Fetching water is a task predominantly carried out by women and young girls. Protecting the spring and offering training and support will, therefore, help empower the female members of the community by freeing up more of their time and energy to engage and invest in income-generating activities and their education.
Training on Health, Hygiene, COVID-19, and More
To hold trainings during the pandemic, we work closely with both community leaders and the local government to approve small groups to attend training. We ask community leaders to invite a select yet representative group of people to attend training who will then act as ambassadors to the rest of the community to share what they learn. We also communicate our expectations of physical distancing and wearing masks for all who choose to attend.

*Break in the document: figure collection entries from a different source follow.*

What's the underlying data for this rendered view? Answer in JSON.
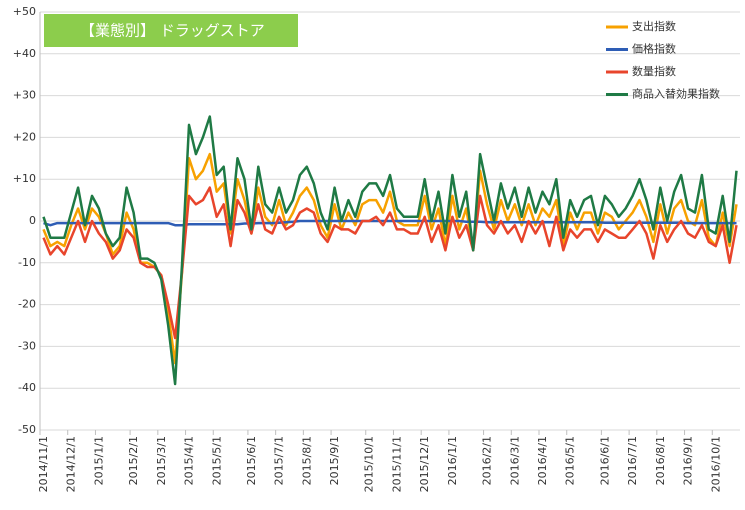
{
  "chart_data": {
    "type": "line",
    "title": "【業態別】 ドラッグストア",
    "categories": [
      "2014/11/1",
      null,
      null,
      null,
      "2014/12/1",
      null,
      null,
      null,
      "2015/1/1",
      null,
      null,
      null,
      null,
      "2015/2/1",
      null,
      null,
      null,
      "2015/3/1",
      null,
      null,
      null,
      "2015/4/1",
      null,
      null,
      null,
      "2015/5/1",
      null,
      null,
      null,
      null,
      "2015/6/1",
      null,
      null,
      null,
      "2015/7/1",
      null,
      null,
      null,
      "2015/8/1",
      null,
      null,
      null,
      "2015/9/1",
      null,
      null,
      null,
      null,
      "2015/10/1",
      null,
      null,
      null,
      "2015/11/1",
      null,
      null,
      null,
      "2015/12/1",
      null,
      null,
      null,
      "2016/1/1",
      null,
      null,
      null,
      null,
      "2016/2/1",
      null,
      null,
      null,
      "2016/3/1",
      null,
      null,
      null,
      "2016/4/1",
      null,
      null,
      null,
      "2016/5/1",
      null,
      null,
      null,
      null,
      "2016/6/1",
      null,
      null,
      null,
      "2016/7/1",
      null,
      null,
      null,
      "2016/8/1",
      null,
      null,
      null,
      "2016/9/1",
      null,
      null,
      null,
      "2016/10/1",
      null,
      null,
      null
    ],
    "series": [
      {
        "name": "支出指数",
        "color": "#f7a100",
        "values": [
          -2,
          -6,
          -5,
          -6,
          -1,
          3,
          -2,
          3,
          1,
          -3,
          -8,
          -6,
          2,
          -2,
          -10,
          -10,
          -11,
          -13,
          -22,
          -34,
          -12,
          15,
          10,
          12,
          16,
          7,
          9,
          -3,
          10,
          5,
          -3,
          8,
          1,
          -1,
          5,
          -1,
          2,
          6,
          8,
          5,
          -1,
          -4,
          4,
          -2,
          2,
          -1,
          4,
          5,
          5,
          2,
          7,
          0,
          -1,
          -1,
          -1,
          6,
          -2,
          3,
          -6,
          6,
          -2,
          3,
          -7,
          12,
          4,
          -2,
          5,
          0,
          4,
          -1,
          4,
          -1,
          3,
          1,
          5,
          -6,
          2,
          -2,
          2,
          2,
          -3,
          2,
          1,
          -2,
          0,
          2,
          5,
          1,
          -5,
          4,
          -3,
          3,
          5,
          0,
          -1,
          5,
          -4,
          -6,
          2,
          -6,
          4
        ]
      },
      {
        "name": "価格指数",
        "color": "#2e5db5",
        "values": [
          -0.5,
          -1,
          -0.5,
          -0.5,
          -0.5,
          -0.5,
          -0.5,
          -0.5,
          -0.5,
          -0.5,
          -0.5,
          -0.5,
          -0.5,
          -0.5,
          -0.5,
          -0.5,
          -0.5,
          -0.5,
          -0.5,
          -1,
          -1,
          -0.8,
          -0.8,
          -0.8,
          -0.8,
          -0.8,
          -0.8,
          -0.8,
          -0.8,
          -0.6,
          -0.6,
          -0.5,
          -0.5,
          -0.5,
          -0.4,
          -0.3,
          -0.2,
          0,
          0,
          0,
          0,
          0,
          0,
          0,
          0,
          0,
          0,
          0,
          0,
          0,
          0,
          0,
          0,
          0,
          0,
          0,
          0,
          0,
          0,
          0,
          0,
          -0.2,
          -0.2,
          -0.2,
          -0.3,
          -0.3,
          -0.3,
          -0.3,
          -0.3,
          -0.3,
          -0.3,
          -0.3,
          -0.3,
          -0.3,
          -0.3,
          -0.3,
          -0.3,
          -0.3,
          -0.3,
          -0.3,
          -0.3,
          -0.4,
          -0.4,
          -0.4,
          -0.4,
          -0.4,
          -0.4,
          -0.4,
          -0.4,
          -0.4,
          -0.4,
          -0.4,
          -0.4,
          -0.5,
          -0.5,
          -0.5,
          -0.5,
          -0.5,
          -0.5,
          -0.5,
          -0.5
        ]
      },
      {
        "name": "数量指数",
        "color": "#e8452c",
        "values": [
          -4,
          -8,
          -6,
          -8,
          -4,
          0,
          -5,
          0,
          -3,
          -5,
          -9,
          -7,
          -2,
          -4,
          -10,
          -11,
          -11,
          -13,
          -20,
          -28,
          -12,
          6,
          4,
          5,
          8,
          1,
          4,
          -6,
          5,
          2,
          -3,
          4,
          -2,
          -3,
          1,
          -2,
          -1,
          2,
          3,
          2,
          -3,
          -5,
          -1,
          -2,
          -2,
          -3,
          0,
          0,
          1,
          -1,
          2,
          -2,
          -2,
          -3,
          -3,
          1,
          -5,
          -1,
          -7,
          1,
          -4,
          -1,
          -7,
          6,
          -1,
          -3,
          0,
          -3,
          -1,
          -5,
          0,
          -3,
          0,
          -6,
          1,
          -7,
          -2,
          -4,
          -2,
          -2,
          -5,
          -2,
          -3,
          -4,
          -4,
          -2,
          0,
          -3,
          -9,
          -1,
          -5,
          -2,
          0,
          -3,
          -4,
          -1,
          -5,
          -6,
          -1,
          -10,
          -1
        ]
      },
      {
        "name": "商品入替効果指数",
        "color": "#1f7a45",
        "values": [
          1,
          -4,
          -4,
          -4,
          2,
          8,
          -1,
          6,
          3,
          -3,
          -6,
          -4,
          8,
          2,
          -9,
          -9,
          -10,
          -14,
          -25,
          -39,
          -10,
          23,
          16,
          20,
          25,
          11,
          13,
          -2,
          15,
          10,
          -2,
          13,
          4,
          2,
          8,
          2,
          5,
          11,
          13,
          9,
          2,
          -2,
          8,
          0,
          5,
          1,
          7,
          9,
          9,
          6,
          11,
          3,
          1,
          1,
          1,
          10,
          0,
          7,
          -3,
          11,
          1,
          7,
          -7,
          16,
          8,
          0,
          9,
          3,
          8,
          1,
          8,
          2,
          7,
          4,
          10,
          -4,
          5,
          1,
          5,
          6,
          -1,
          6,
          4,
          1,
          3,
          6,
          10,
          5,
          -2,
          8,
          0,
          7,
          11,
          3,
          2,
          11,
          -2,
          -3,
          6,
          -5,
          12
        ]
      }
    ],
    "ylim": [
      -50,
      50
    ],
    "yticks": [
      {
        "value": -50,
        "label": "-50"
      },
      -40,
      -30,
      -20,
      -10,
      0,
      {
        "value": 10,
        "label": "+10"
      },
      {
        "value": 20,
        "label": "+20"
      },
      {
        "value": 30,
        "label": "+30"
      },
      {
        "value": 40,
        "label": "+40"
      },
      {
        "value": 50,
        "label": "+50"
      }
    ],
    "grid": true,
    "legend": "top-right"
  }
}
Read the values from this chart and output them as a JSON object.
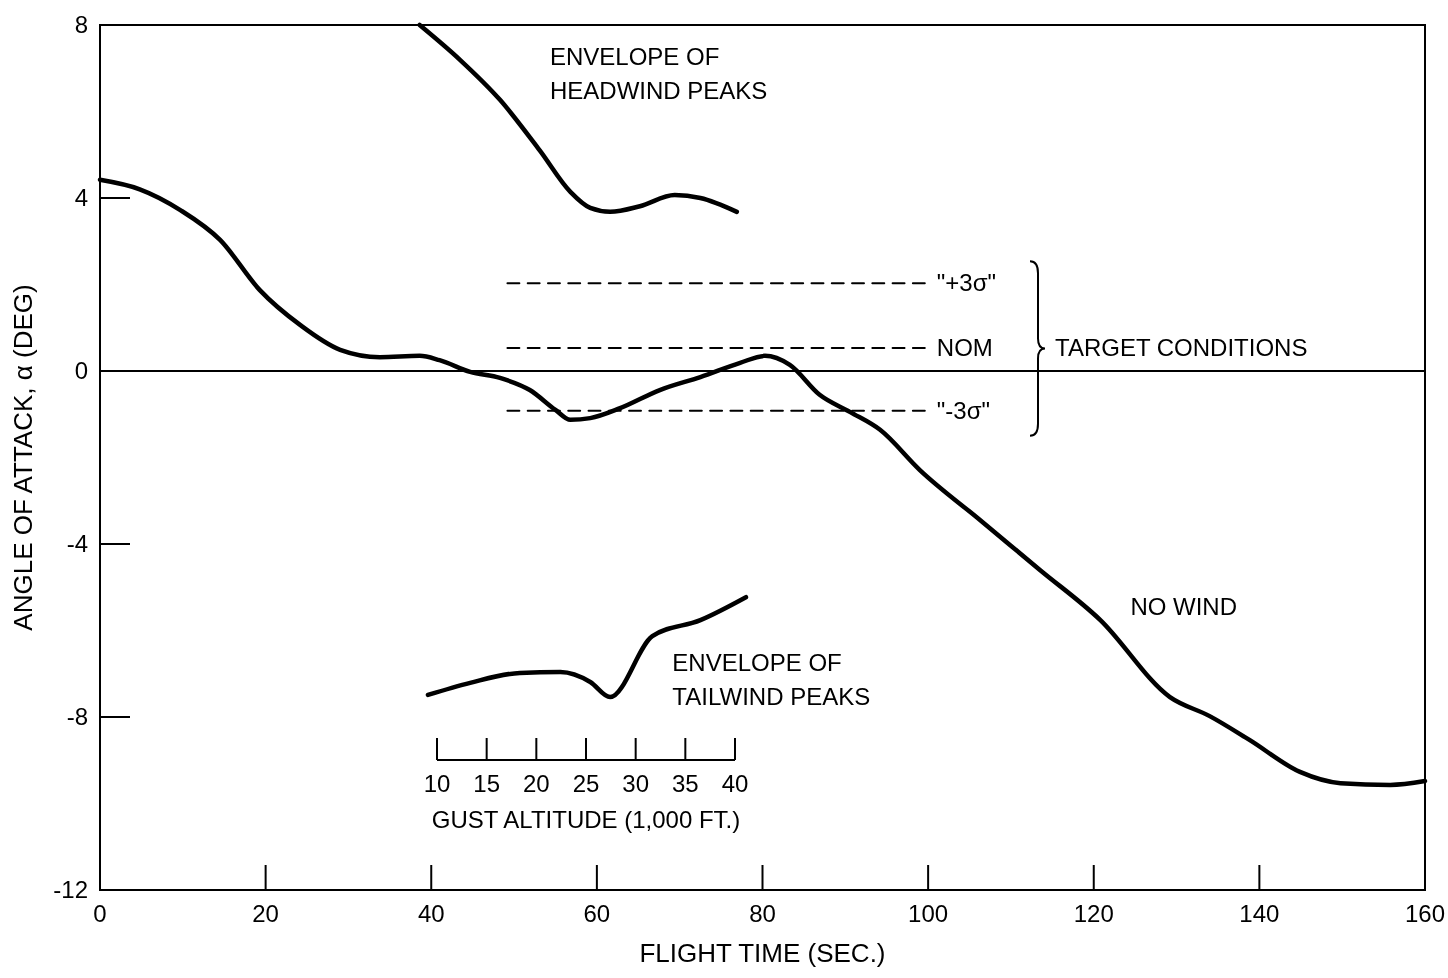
{
  "chart_data": {
    "type": "line",
    "xlabel": "FLIGHT TIME (SEC.)",
    "ylabel": "ANGLE OF ATTACK, α (DEG)",
    "xlim": [
      0,
      160
    ],
    "xticks": [
      0,
      20,
      40,
      60,
      80,
      100,
      120,
      140,
      160
    ],
    "ylim": [
      -12,
      8
    ],
    "yticks": [
      -12,
      -8,
      -4,
      0,
      4,
      8
    ],
    "x2lim": [
      10,
      40
    ],
    "x2label": "GUST ALTITUDE (1,000 FT.)",
    "x2ticks": [
      10,
      15,
      20,
      25,
      30,
      35,
      40
    ],
    "ref_lines": [
      {
        "axis": "y",
        "value": 0
      }
    ],
    "annotations": [
      "TARGET CONDITIONS"
    ],
    "grid": false,
    "marker": "none",
    "line_style": "solid",
    "series": [
      {
        "name": "NO WIND",
        "color": "#000000",
        "x": [
          0,
          4.8,
          9.7,
          14.5,
          19.3,
          24.2,
          29,
          33.8,
          38.6,
          41,
          44.7,
          48.3,
          51.9,
          55,
          56.8,
          59.2,
          62.8,
          67.6,
          72.5,
          77.3,
          80.3,
          83.3,
          86.9,
          90.6,
          94.2,
          99,
          106.3,
          113.5,
          120.8,
          129.2,
          134,
          138.8,
          144.9,
          149.8,
          155.8,
          160
        ],
        "values": [
          4.42,
          4.2,
          3.72,
          3.03,
          1.87,
          1.06,
          0.49,
          0.32,
          0.35,
          0.25,
          -0.02,
          -0.16,
          -0.44,
          -0.9,
          -1.13,
          -1.09,
          -0.86,
          -0.44,
          -0.14,
          0.19,
          0.35,
          0.14,
          -0.55,
          -0.95,
          -1.36,
          -2.29,
          -3.45,
          -4.6,
          -5.76,
          -7.54,
          -7.98,
          -8.53,
          -9.27,
          -9.53,
          -9.57,
          -9.48
        ]
      },
      {
        "name": "ENVELOPE OF HEADWIND PEAKS",
        "color": "#000000",
        "x": [
          38.6,
          43.5,
          48.3,
          53.1,
          56.8,
          59.2,
          61.6,
          65.2,
          69.4,
          72.5,
          76.9
        ],
        "values": [
          8,
          7.19,
          6.27,
          5.1,
          4.14,
          3.77,
          3.68,
          3.81,
          4.07,
          4,
          3.68
        ]
      },
      {
        "name": "ENVELOPE OF TAILWIND PEAKS",
        "color": "#000000",
        "x": [
          39.6,
          44.7,
          50.7,
          55.6,
          59.2,
          61.6,
          66.7,
          72.5,
          78
        ],
        "values": [
          -7.49,
          -7.21,
          -6.98,
          -6.96,
          -7.19,
          -7.54,
          -6.13,
          -5.76,
          -5.23
        ]
      },
      {
        "name": "\"+3σ\"",
        "color": "#000000",
        "line_style": "dashed",
        "x": [
          49.2,
          99.6
        ],
        "values": [
          2.03,
          2.03
        ]
      },
      {
        "name": "NOM",
        "color": "#000000",
        "line_style": "dashed",
        "x": [
          49.2,
          99.6
        ],
        "values": [
          0.53,
          0.53
        ]
      },
      {
        "name": "\"-3σ\"",
        "color": "#000000",
        "line_style": "dashed",
        "x": [
          49.2,
          99.6
        ],
        "values": [
          -0.92,
          -0.92
        ]
      }
    ]
  }
}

The training will focus on improved hygiene, health, and sanitation habits in this community. We will also have a dedicated session on COVID-19 symptoms, transmission routes, and prevention best practices.
With the community’s input, we will identify key leverage points where they can alter their practices at the personal, household, and community levels to affect change. This training will help to ensure participants have the knowledge they need about healthy practices and their importance to make the most of their water point as soon as water is flowing.
Our team of facilitators will use a variety of methods to train community members. Some of these methods include participatory hygiene and sanitation transformation, asset-based community development, group discussions, handouts, and demonstrations at the spring.
One of the most important issues we plan to cover is the handling, storage, and treatment of water. Having a clean water source will be extremely helpful, but it is useless if water gets contaminated by the time it is consumed. We and the community strongly believe that all of these components will work together to improve living standards here, which will help to unlock the potential for these community members to live better, healthier lives.
We will then conduct a small series of follow-up trainings before transitioning to our regularly scheduled support visits throughout the year.
Training will result in the formation of a water user committee, elected by their peers, that will oversee the operations and maintenance of the spring. The committee will enforce proper behavior around the spring and delegate tasks that will help preserve the site, such as building a fence and digging proper drainage channels. The fence will keep out destructive animals and unwanted waste, and the drainage will keep the area’s mosquito population at a minimum.
At the end of training, participants will select 5 families that should benefit from new concrete latrine floors called sanitation platforms. Training will inform the community and selected families on what they need to contribute to make this project a success. They must mobilize locally available materials, including bricks, clean sand, and gravel. The 5 families chosen for sanitation platforms must prepare by sinking a pit for the sanitation platforms to be placed over.
All community members must work together to make sure that accommodations and food are always provided for the work teams. The families will then be asked to complete their latrines by constructing a superstructure over their platforms. These 5 sanitation platforms will then serve as examples for the rest of the community to replicate.